Like most medieval manuscripts, the Ellesmere Chaucer was written on vellum, which was probably made from calfskin. The largest calfskins measured about two feet by three feet after they had been prepared for use. Such a skin would have made four leaves (or eight pages). Thus the Ellesmere manuscript took at least fifty-eight of the largest skins.

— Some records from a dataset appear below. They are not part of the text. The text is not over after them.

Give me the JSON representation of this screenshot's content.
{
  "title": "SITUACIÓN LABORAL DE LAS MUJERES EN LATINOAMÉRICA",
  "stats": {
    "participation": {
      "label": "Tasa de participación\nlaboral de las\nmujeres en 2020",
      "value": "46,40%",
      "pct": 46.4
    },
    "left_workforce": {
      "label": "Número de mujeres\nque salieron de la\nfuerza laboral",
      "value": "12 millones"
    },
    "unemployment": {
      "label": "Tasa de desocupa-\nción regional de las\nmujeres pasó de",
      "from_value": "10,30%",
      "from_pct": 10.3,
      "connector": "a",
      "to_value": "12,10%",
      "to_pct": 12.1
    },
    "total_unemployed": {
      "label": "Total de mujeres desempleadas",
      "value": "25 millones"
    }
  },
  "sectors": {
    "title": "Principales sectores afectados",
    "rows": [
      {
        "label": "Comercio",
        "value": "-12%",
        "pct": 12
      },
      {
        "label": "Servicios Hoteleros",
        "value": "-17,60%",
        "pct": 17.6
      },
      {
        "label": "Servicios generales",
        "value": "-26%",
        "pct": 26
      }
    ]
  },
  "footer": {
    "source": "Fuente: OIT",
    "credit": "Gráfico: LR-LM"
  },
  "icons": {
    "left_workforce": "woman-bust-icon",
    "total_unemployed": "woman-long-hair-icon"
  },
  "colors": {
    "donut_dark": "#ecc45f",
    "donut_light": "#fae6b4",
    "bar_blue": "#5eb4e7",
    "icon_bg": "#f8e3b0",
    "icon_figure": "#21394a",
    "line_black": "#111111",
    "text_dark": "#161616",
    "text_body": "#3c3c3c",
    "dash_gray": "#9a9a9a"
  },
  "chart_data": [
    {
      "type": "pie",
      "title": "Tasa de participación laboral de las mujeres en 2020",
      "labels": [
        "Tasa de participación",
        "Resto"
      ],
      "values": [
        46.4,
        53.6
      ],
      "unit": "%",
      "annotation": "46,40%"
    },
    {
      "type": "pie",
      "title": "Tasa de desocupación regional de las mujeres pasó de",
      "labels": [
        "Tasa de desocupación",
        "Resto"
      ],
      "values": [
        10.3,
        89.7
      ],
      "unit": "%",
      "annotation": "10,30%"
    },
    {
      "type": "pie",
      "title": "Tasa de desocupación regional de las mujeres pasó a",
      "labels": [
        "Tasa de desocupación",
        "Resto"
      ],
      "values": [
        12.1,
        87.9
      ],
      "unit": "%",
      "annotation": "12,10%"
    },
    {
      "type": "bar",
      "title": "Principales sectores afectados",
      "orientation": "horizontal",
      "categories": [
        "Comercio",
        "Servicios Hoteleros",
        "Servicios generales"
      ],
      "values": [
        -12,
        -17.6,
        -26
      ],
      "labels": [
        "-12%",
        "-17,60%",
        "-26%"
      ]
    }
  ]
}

booksofhoursThe Library has several thousand medieval documents of historical, literary, and religious significance. Books of Hours, for instance, are among the most striking of all illuminated manuscripts. They contain prayers appropriate to the various canonical hours into which the church divided each day. The Book of Hours pictured here from the Workshop of the Master of the Duke of Bedford was produced in France in the middle of the 15th century. It is one of more than seventy Books of Hours in the Library’s collections. Producing a Book of Hours was complicated: the leaves were made of vellum, the text lettered by a scribe, the ornamental colored borders drawn by a specialist in decoration, and the miniature pictures painted by a master artist.

Library Online Catalog

More than 1,000 of the Library’s manuscript collections are described in collection-level summaries in The Huntington Library Online Catalog and are searchable in OCLC’s WorldCat. Detailed descriptive handlists of nearly 200 of these are posted on the Online Archive of California (OAC) database at www.oac.cdlib.org, with more added as they become available.

 

For registered Huntington researchers, a traditional card catalog, closed to further entries as of January 1, 1994, provides access to cataloged collections by author; further finding aids are available for most collections.